I must admit, it was the first PHP conference I’ve ever been and really enjoyed it. Though meeting new people is always difficult, but my colleague Kalpana and I were able to chat with less than 10 PHP fans 🙂

Listening to Rasmus Lerdorf, the creator of PHP, was cool! He tried to connect his mac laptop to the university’s wireless network and he could not. He showed us 3 photos: a cruise, a mountain top, and a naked land in India (a cow was sitting :p) he asked us to guess what was common in those 3 places. We all shouted in a choir “no internet connection“! He surprised us: they provided him with a wireless connection in the conferences he’d been invited in those places, but we could not in the heart of London!!!

In his slides he had some very usefull optimisation techniques in PHP/PostgreSQL applications.
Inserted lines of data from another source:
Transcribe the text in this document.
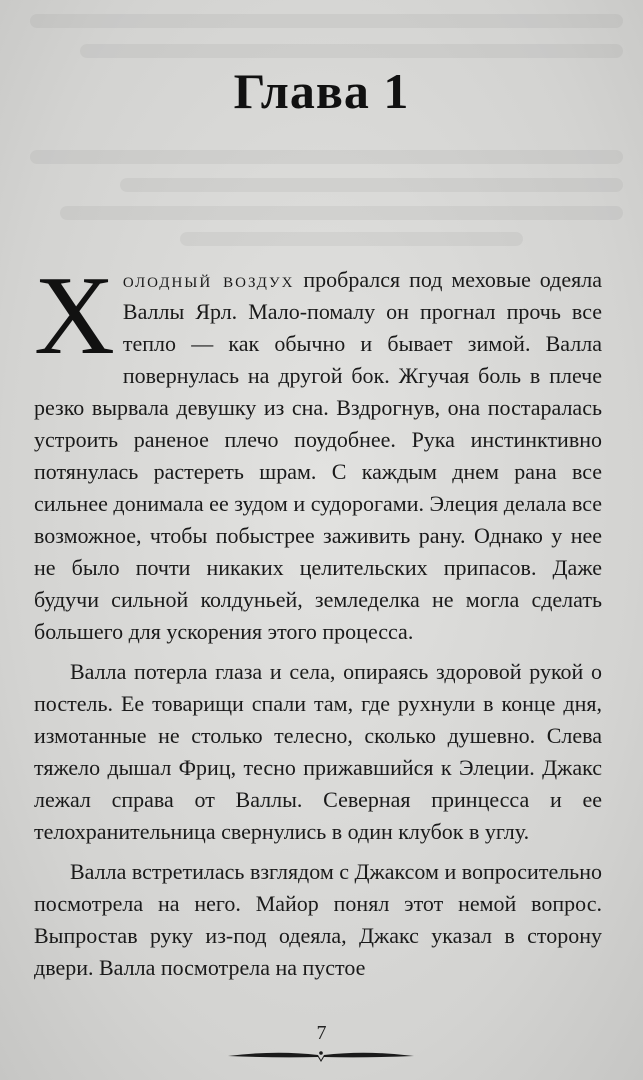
Глава 1

Холодный воздух пробрался под меховые одеяла Валлы Ярл. Мало-помалу он прогнал прочь все тепло — как обычно и бывает зимой. Валла повернулась на другой бок. Жгучая боль в плече резко вырвала девушку из сна. Вздрогнув, она постаралась устроить раненое плечо поудобнее. Рука инстинктивно потянулась растереть шрам. С каждым днем рана все сильнее донимала ее зудом и судорогами. Элеция делала все возможное, чтобы побыстрее заживить рану. Однако у нее не было почти никаких целительских припасов. Даже будучи сильной колдуньей, земледелка не могла сделать большего для ускорения этого процесса.

Валла потерла глаза и села, опираясь здоровой рукой о постель. Ее товарищи спали там, где рухнули в конце дня, измотанные не столько телесно, сколько душевно. Слева тяжело дышал Фриц, тесно прижавшийся к Элеции. Джакс лежал справа от Валлы. Северная принцесса и ее телохранительница свернулись в один клубок в углу.

Валла встретилась взглядом с Джаксом и вопросительно посмотрела на него. Майор понял этот немой вопрос. Выпростав руку из-под одеяла, Джакс указал в сторону двери. Валла посмотрела на пустое

7
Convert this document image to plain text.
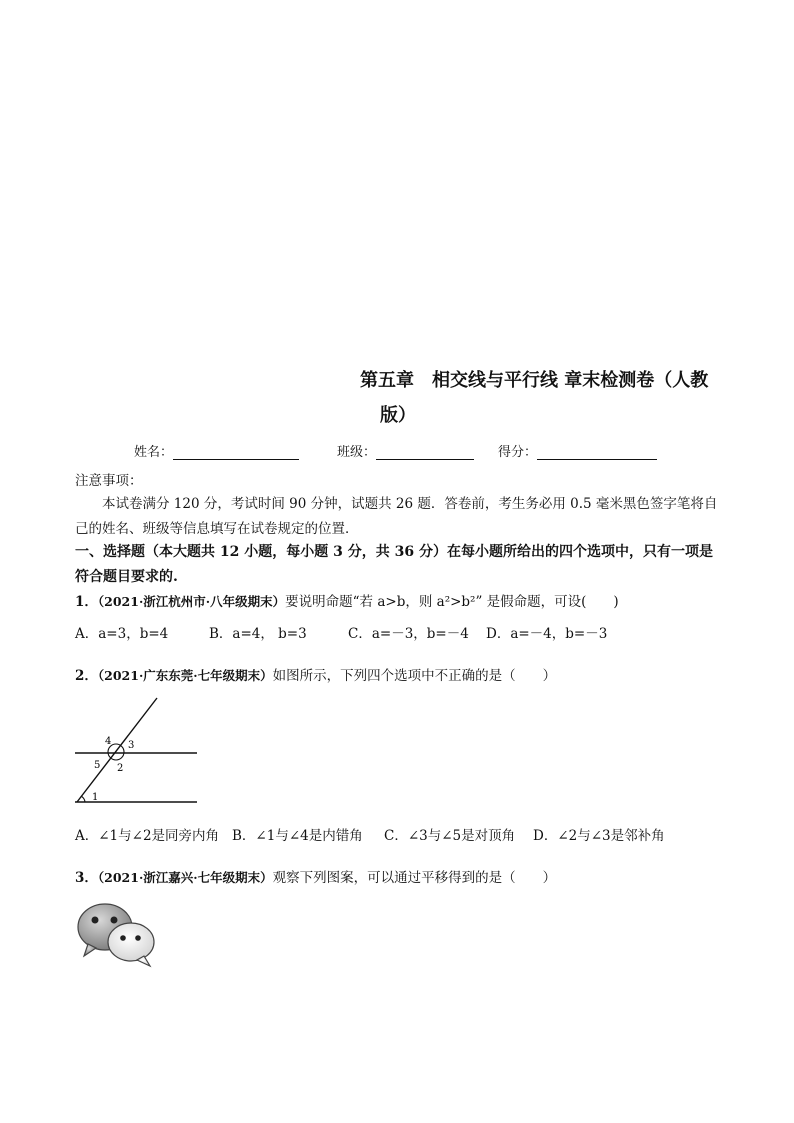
第五章　相交线与平行线 章末检测卷（人教
版）
姓名：	班级：	得分：
注意事项：
本试卷满分 120 分，考试时间 90 分钟，试题共 26 题．答卷前，考生务必用 0.5 毫米黑色签字笔将自己的姓名、班级等信息填写在试卷规定的位置．
一、选择题（本大题共 12 小题，每小题 3 分，共 36 分）在每小题所给出的四个选项中，只有一项是符合题目要求的.
1．（2021·浙江杭州市·八年级期末）要说明命题“若 a>b，则 a²>b²” 是假命题，可设(　　)
A．a=3，b=4	B．a=4， b=3	C．a=－3，b=－4 D．a=－4，b=－3
2．（2021·广东东莞·七年级期末）如图所示，下列四个选项中不正确的是（　　）
4 3
5 2
1
A．∠1与∠2是同旁内角 B．∠1与∠4是内错角 C．∠3与∠5是对顶角 D．∠2与∠3是邻补角
3．（2021·浙江嘉兴·七年级期末）观察下列图案，可以通过平移得到的是（　　）
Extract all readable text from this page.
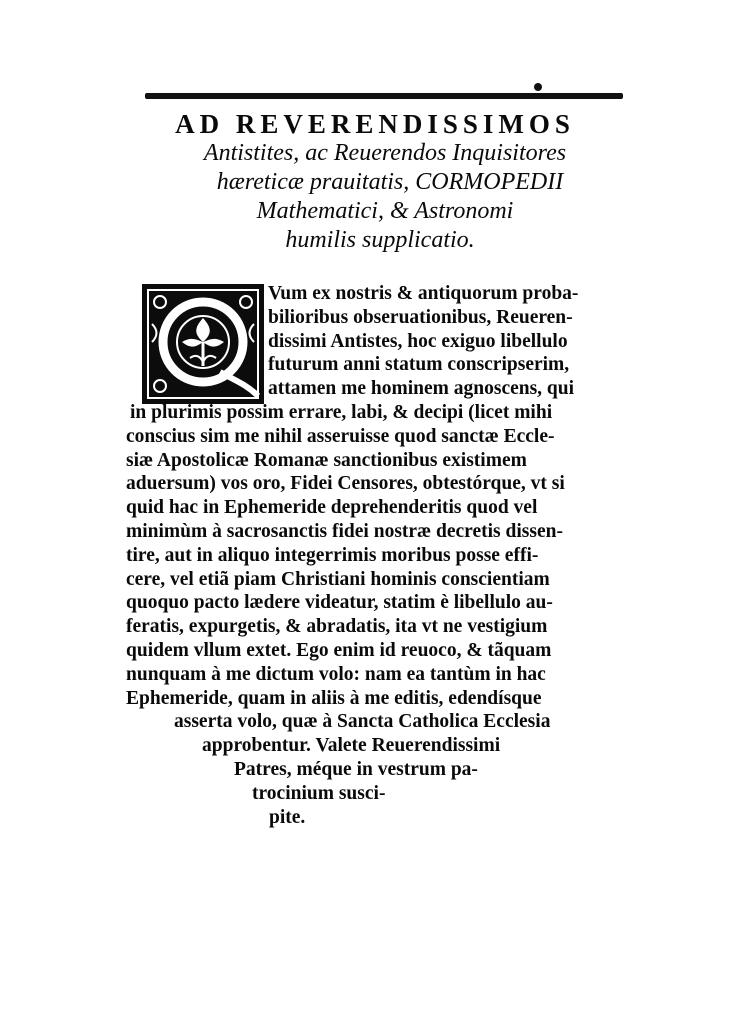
AD REVERENDISSIMOS
Antistites, ac Reuerendos Inquisitores
hæreticæ prauitatis, CORMOPEDII
Mathematici, & Astronomi
humilis supplicatio.
Vum ex nostris & antiquorum proba-
bilioribus obseruationibus, Reueren-
dissimi Antistes, hoc exiguo libellulo
futurum anni statum conscripserim,
attamen me hominem agnoscens, qui
in plurimis possim errare, labi, & decipi (licet mihi
conscius sim me nihil asseruisse quod sanctæ Eccle-
siæ Apostolicæ Romanæ sanctionibus existimem
aduersum) vos oro, Fidei Censores, obtestórque, vt si
quid hac in Ephemeride deprehenderitis quod vel
minimùm à sacrosanctis fidei nostræ decretis dissen-
tire, aut in aliquo integerrimis moribus posse effi-
cere, vel etiã piam Christiani hominis conscientiam
quoquo pacto lædere videatur, statim è libellulo au-
feratis, expurgetis, & abradatis, ita vt ne vestigium
quidem vllum extet. Ego enim id reuoco, & tãquam
nunquam à me dictum volo: nam ea tantùm in hac
Ephemeride, quam in aliis à me editis, edendísque
asserta volo, quæ à Sancta Catholica Ecclesia
approbentur. Valete Reuerendissimi
Patres, méque in vestrum pa-
trocinium susci-
pite.
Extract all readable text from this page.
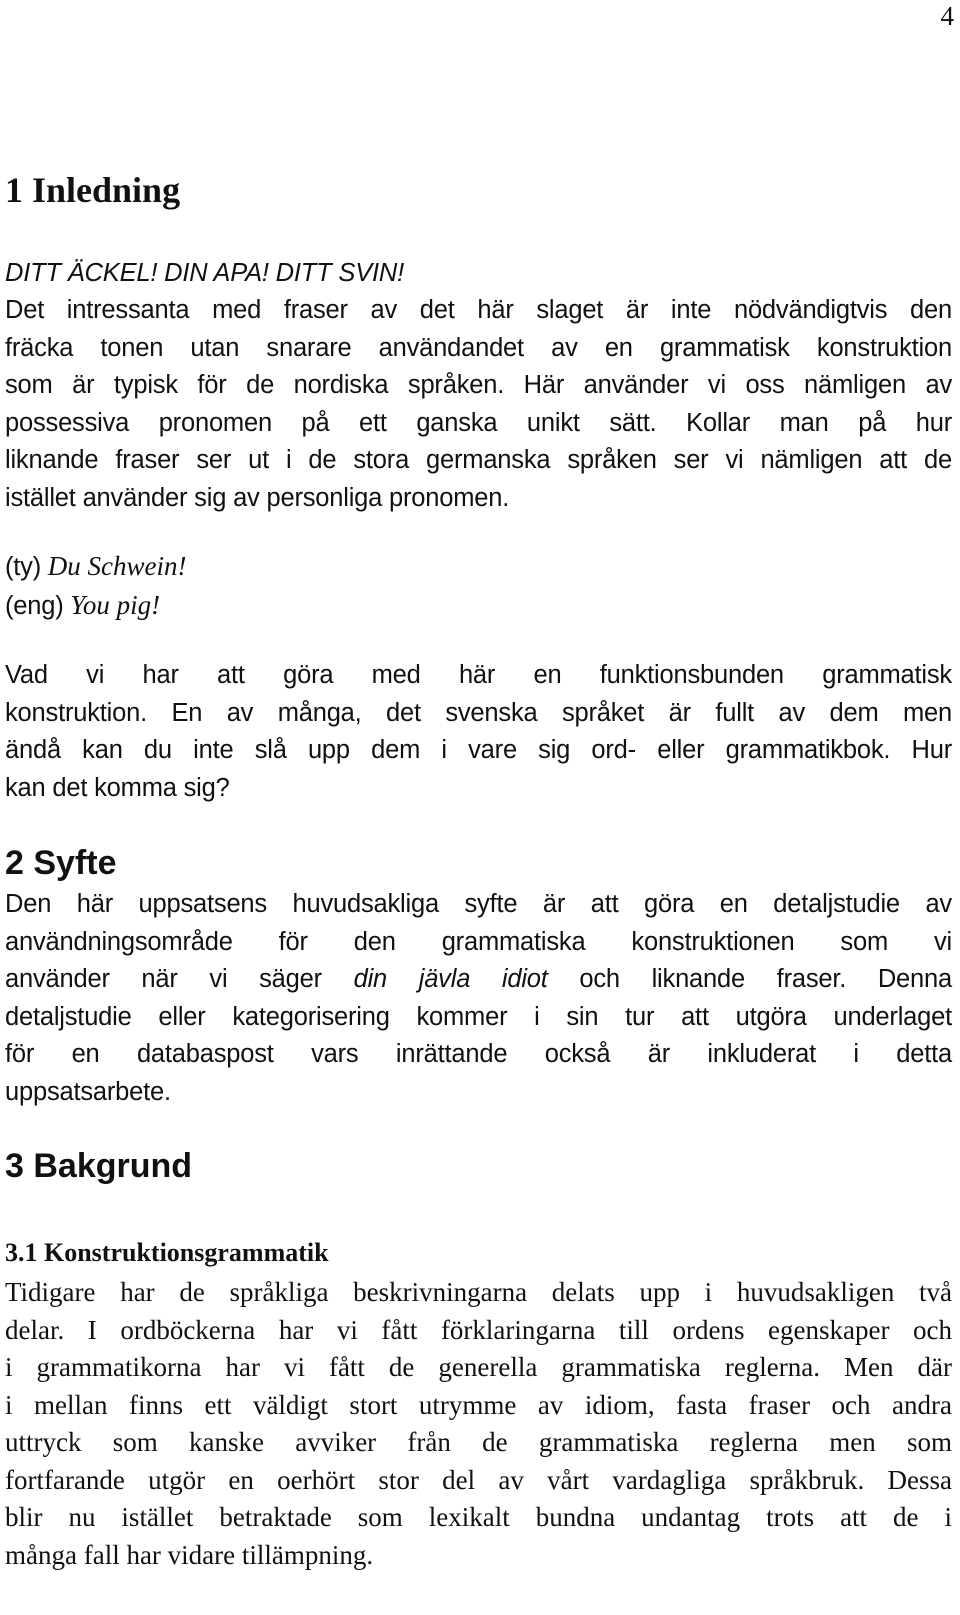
4
1 Inledning
DITT ÄCKEL! DIN APA! DITT SVIN!
Det intressanta med fraser av det här slaget är inte nödvändigtvis den
fräcka tonen utan snarare användandet av en grammatisk konstruktion
som är typisk för de nordiska språken. Här använder vi oss nämligen av
possessiva pronomen på ett ganska unikt sätt. Kollar man på hur
liknande fraser ser ut i de stora germanska språken ser vi nämligen att de
istället använder sig av personliga pronomen.
(ty) Du Schwein!
(eng) You pig!
Vad vi har att göra med här en funktionsbunden grammatisk
konstruktion. En av många, det svenska språket är fullt av dem men
ändå kan du inte slå upp dem i vare sig ord- eller grammatikbok. Hur
kan det komma sig?
2 Syfte
Den här uppsatsens huvudsakliga syfte är att göra en detaljstudie av
användningsområde för den grammatiska konstruktionen som vi
använder när vi säger din jävla idiot och liknande fraser. Denna
detaljstudie eller kategorisering kommer i sin tur att utgöra underlaget
för en databaspost vars inrättande också är inkluderat i detta
uppsatsarbete.
3 Bakgrund
3.1 Konstruktionsgrammatik
Tidigare har de språkliga beskrivningarna delats upp i huvudsakligen två
delar. I ordböckerna har vi fått förklaringarna till ordens egenskaper och
i grammatikorna har vi fått de generella grammatiska reglerna. Men där
i mellan finns ett väldigt stort utrymme av idiom, fasta fraser och andra
uttryck som kanske avviker från de grammatiska reglerna men som
fortfarande utgör en oerhört stor del av vårt vardagliga språkbruk. Dessa
blir nu istället betraktade som lexikalt bundna undantag trots att de i
många fall har vidare tillämpning.
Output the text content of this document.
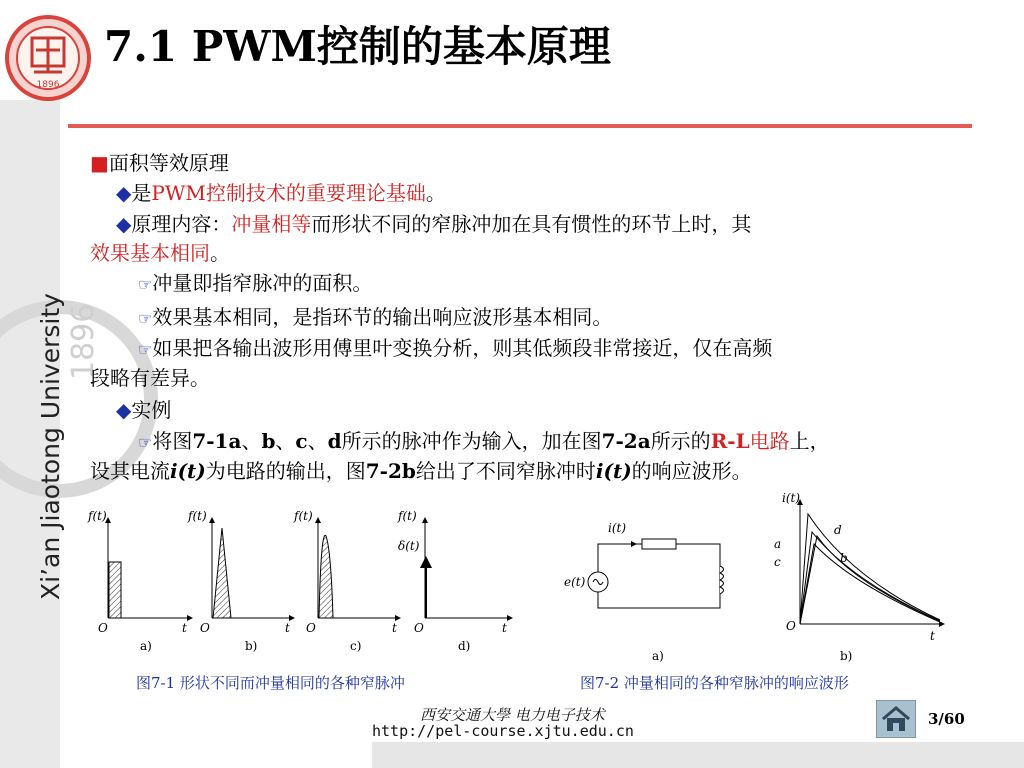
1896
Xi’an Jiaotong University
1896
7.1 PWM控制的基本原理
■面积等效原理
◆是PWM控制技术的重要理论基础。
◆原理内容：冲量相等而形状不同的窄脉冲加在具有惯性的环节上时，其
效果基本相同。
☞冲量即指窄脉冲的面积。
☞效果基本相同，是指环节的输出响应波形基本相同。
☞如果把各输出波形用傅里叶变换分析，则其低频段非常接近，仅在高频
段略有差异。
◆实例
☞将图7-1a、b、c、d所示的脉冲作为输入，加在图7-2a所示的R-L电路上，
设其电流i(t)为电路的输出，图7-2b给出了不同窄脉冲时i(t)的响应波形。
f(t)
O	t
a)
f(t)
O	t
b)
f(t)
O	t
c)
f(t)
δ(t)
O	t
d)
i(t)
e(t)
a)
i(t)
d
a
c	b
O
t
b)
图7-1 形状不同而冲量相同的各种窄脉冲	图7-2 冲量相同的各种窄脉冲的响应波形
西安交通大學 电力电子技术
http://pel-course.xjtu.edu.cn
3/60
On one side, a dummy web programmer would have asked the boss to buy 100 very powerfull and expensive servers to serve a few thousand visitors per second. On the other hand, an expert PHP programmer would have changed the code a bit and configure the server to achieve this, especially opening and closing database connections are very time consuming operations for PostgreSQL rather than querying the database.

For example, using a persistent connection may help a lot, depending on the web server architecture, because each request may be served by a different server process and hence cannot use the available persistent connection.

Getting rid of secure connections to the database will increase performance, because if the database server is configured to accept local connections only, it is secure already!!